Bisnis.com, JAKARTA – Singapura bekerja sama dengan pengembang vaksin, Arcturus Therapeutics Holdings Inc., dan melakukan pendanaan pada risetnya sehingga bisa menjadi pengguna pertama vaksin yang sukses dari perusahaan tersebut.
CEO Arcturus Joseph Payne mengatakan pihaknya bekerja sama dengan Fakultas Kedokteran Duke-NUS, saat ini tengah dalam tahap awal pengujian vaksin pada manusia dengan tujuan akhir memproduksi sedosis vaksin untuk seluruh populasi Asia Tenggara.
“Yang harus dipahami adalah karena Singapura mendanai dan membantu kami mengembangkan vaksin ini, fokus awal kami adalah untuk berperan besar dalam penyediaan dan strategi vaksinasi Singapura,” kata Payne, dilansir Bloomberg, Rabu (5/8/2020).
Lantaran banyak negara yang belum bisa membuka perekonomiannya secara menyeluruh sebelum vaksin ditemukan, negara-negara besar dan kaya sudah duluan mengamankan pasokan vaksin dari beberapa kandidat produsen besar seperti dari AstraZeneca Plc dan Pfizer Inc.
Negara-negara lain merasa tidak mampu mengeluarkan biaya besar dinilai mencari masalah sendiri. Thailand dan India yang membuat kandidat pembuat vaksin sendiri, mengandalkan perusahaan farmasi yang lebih kecil.
Meskipun banyak perusahaan besar pembuat vaksin ini menjanjikan agar vaksin yang diproduksi bisa murah dan mudah didapatkan, tapi pada awal distribusinya dosisnya diperkirakan akan sulit mencapai kebutuhan. Kesepakatan untuk mendapatkan pasokan di awal produksi seperti yang dilakukan Singapura bisa menjadi keuntungan tersendiri.
Baca Juga
Sejalan dengan pentingnya pembuat vaksin saat ini untuk mengontrol pandemi, saham Arcturus melonjak dengan nilai yang sudah terkerek hingga 400 persen sepanjang tahun ini.
Payne menambahkan, bahwa saat ini masih terlalu dini untuk mengatakan bahwa vaksin dari Arcturus bisa efektif, dia juga tidak menyebutkan kapamn vaksin dari Arcturus bisa selesai.
Vaksin yang dinamai Lunar-Cov19 itu menjadi satu dari 20 kandidat vaksin global yang sudah mencapai tahap uji klinis.

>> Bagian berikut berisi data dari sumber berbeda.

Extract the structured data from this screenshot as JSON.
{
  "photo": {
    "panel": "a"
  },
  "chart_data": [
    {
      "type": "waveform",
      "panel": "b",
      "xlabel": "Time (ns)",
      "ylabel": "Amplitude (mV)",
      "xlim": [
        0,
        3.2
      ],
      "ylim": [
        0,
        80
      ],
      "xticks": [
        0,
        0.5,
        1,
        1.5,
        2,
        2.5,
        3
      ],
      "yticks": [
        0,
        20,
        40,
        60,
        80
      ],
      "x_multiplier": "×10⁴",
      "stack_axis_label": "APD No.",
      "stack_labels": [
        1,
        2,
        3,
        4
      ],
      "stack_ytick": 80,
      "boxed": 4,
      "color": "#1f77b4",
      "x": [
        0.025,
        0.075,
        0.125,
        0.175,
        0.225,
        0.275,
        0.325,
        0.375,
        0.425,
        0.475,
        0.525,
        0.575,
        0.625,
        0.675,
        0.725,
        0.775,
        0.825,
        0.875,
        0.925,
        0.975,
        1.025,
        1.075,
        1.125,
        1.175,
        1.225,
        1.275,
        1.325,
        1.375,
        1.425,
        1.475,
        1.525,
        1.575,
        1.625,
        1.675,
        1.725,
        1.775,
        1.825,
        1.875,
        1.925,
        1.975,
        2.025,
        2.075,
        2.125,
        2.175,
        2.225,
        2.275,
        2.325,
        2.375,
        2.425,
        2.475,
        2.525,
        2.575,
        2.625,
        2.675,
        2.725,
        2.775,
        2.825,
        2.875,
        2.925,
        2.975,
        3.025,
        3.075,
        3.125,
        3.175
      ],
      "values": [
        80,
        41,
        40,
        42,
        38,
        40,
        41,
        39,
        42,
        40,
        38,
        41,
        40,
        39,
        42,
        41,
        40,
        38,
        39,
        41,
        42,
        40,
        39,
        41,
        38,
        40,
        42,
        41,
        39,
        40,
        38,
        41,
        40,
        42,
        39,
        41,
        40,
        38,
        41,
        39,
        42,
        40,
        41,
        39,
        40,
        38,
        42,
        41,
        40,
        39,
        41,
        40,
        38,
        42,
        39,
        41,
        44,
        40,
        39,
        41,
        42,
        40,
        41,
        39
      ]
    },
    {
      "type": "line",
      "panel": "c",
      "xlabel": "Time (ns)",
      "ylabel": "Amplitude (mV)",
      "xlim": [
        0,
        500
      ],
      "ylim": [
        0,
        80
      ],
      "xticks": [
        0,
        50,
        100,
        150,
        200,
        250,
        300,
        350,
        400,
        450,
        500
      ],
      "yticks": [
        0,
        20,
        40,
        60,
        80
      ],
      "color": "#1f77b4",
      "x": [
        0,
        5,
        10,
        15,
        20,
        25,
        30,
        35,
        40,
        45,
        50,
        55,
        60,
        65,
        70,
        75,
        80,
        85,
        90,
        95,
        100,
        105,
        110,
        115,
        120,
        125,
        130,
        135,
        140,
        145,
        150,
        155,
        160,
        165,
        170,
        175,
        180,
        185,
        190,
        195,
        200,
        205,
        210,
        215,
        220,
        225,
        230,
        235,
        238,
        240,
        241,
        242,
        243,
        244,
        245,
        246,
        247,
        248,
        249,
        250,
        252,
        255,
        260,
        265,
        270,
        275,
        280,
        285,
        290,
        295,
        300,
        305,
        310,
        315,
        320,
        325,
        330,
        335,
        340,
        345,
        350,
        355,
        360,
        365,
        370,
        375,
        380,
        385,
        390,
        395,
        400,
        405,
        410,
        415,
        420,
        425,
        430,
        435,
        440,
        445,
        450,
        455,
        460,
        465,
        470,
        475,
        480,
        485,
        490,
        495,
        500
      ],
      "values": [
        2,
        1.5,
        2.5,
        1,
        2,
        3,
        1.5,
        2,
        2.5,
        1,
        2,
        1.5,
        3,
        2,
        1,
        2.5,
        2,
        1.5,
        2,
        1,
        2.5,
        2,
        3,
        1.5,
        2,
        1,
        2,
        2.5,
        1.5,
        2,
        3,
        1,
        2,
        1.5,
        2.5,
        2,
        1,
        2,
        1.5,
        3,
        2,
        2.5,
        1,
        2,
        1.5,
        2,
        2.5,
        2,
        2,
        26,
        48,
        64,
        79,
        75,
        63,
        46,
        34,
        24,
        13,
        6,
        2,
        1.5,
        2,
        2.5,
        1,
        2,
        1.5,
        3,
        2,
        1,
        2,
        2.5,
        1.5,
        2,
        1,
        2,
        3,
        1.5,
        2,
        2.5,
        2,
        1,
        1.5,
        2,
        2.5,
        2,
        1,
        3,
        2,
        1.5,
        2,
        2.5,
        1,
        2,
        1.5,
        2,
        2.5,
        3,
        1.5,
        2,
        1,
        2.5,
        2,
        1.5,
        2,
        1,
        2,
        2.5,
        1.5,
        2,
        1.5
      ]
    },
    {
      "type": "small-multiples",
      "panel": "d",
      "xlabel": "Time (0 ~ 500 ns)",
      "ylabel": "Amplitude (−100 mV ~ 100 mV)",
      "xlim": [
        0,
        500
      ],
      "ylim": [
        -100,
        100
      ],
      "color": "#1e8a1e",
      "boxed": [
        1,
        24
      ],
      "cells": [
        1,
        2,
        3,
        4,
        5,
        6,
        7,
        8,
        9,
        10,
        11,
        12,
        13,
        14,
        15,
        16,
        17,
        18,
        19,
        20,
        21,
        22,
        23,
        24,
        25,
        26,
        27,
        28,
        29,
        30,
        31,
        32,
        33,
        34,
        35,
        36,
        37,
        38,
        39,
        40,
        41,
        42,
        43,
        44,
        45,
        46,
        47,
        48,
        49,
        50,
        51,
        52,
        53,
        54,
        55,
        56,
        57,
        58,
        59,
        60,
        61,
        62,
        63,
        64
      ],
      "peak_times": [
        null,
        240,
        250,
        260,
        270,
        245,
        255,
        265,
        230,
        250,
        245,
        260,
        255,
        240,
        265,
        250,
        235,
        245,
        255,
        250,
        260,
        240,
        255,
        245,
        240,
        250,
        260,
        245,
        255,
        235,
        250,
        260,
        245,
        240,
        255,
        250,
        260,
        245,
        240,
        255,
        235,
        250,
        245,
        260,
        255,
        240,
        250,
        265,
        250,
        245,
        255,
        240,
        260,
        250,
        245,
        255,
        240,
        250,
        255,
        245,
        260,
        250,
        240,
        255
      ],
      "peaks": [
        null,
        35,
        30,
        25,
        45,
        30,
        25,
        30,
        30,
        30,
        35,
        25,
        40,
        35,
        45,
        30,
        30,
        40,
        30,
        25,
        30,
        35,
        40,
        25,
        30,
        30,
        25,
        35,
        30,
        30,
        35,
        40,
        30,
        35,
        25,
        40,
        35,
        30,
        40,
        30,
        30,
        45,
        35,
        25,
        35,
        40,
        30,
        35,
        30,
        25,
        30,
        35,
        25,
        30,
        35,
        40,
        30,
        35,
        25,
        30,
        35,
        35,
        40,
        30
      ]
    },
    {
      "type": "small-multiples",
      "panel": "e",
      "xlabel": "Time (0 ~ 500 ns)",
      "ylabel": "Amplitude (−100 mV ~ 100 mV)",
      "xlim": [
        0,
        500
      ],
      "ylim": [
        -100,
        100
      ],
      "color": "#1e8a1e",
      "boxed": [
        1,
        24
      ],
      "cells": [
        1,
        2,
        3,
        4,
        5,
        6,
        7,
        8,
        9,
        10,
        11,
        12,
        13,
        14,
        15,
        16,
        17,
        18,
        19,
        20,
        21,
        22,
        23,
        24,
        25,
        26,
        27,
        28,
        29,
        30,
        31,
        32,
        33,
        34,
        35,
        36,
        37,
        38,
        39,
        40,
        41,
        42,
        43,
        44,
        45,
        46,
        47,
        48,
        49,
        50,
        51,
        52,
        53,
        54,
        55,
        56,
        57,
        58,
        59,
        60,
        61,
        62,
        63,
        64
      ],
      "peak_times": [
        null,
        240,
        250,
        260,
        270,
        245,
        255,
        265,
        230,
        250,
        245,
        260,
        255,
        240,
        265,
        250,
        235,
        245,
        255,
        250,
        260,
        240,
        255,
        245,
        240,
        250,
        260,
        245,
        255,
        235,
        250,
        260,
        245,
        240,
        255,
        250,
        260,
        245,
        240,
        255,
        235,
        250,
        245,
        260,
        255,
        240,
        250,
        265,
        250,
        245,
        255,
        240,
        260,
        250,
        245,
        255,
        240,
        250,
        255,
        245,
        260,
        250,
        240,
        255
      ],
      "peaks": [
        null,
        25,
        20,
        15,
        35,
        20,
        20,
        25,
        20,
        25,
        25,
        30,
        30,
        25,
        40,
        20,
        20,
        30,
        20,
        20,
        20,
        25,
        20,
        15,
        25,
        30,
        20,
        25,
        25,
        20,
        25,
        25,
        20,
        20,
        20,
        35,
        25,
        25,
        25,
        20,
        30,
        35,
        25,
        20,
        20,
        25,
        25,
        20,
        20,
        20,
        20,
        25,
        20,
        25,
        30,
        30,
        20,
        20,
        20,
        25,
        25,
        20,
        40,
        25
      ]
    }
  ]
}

Otoritas Ilmu Kesehatan Singapura sudah memberikan persetujuan pada Juli lalu untuk menguji vaksin pada 108 sukarelawan yang sehat dari berbagai usia.
Deputy Director Emerging Infectious Disease Program di Duke-NUS Ooi Eng Eong mengatakan, pengujian ini dijadwalkan selesai pada Oktober dengan hasil uji bakal muncul segera setelah pengujian selesai. Adapun, Fakultas Kedokteran tersebut merupakan kerja sama antara Duke University di Amerika Serikat dengan National University of Singapore.
Jika hasil pengujiannya sukses, pengujian lain terpisah akan dilakukan kepada kelompok individu yang lebih besar jumlahnya di beberapa negara dengan prevalensi virus yang lebih tinggi untuk mengukur tingkat kemanjuran.
“Selain dengan Singapura, kami juga sudah menyepakati untuk melakukan pemasokan vaksin ke Israel,” imbuh Payne.
Saat ini, ada lebih dari 160 vaksin yang sedang dikembangkan secara global. Moderna Inc. dan CanSino Biologics Inc. milik China termasuk dalam kandidat teratas dengan vaksinnya yang sudah dalam tahapan pengujian pada manusia.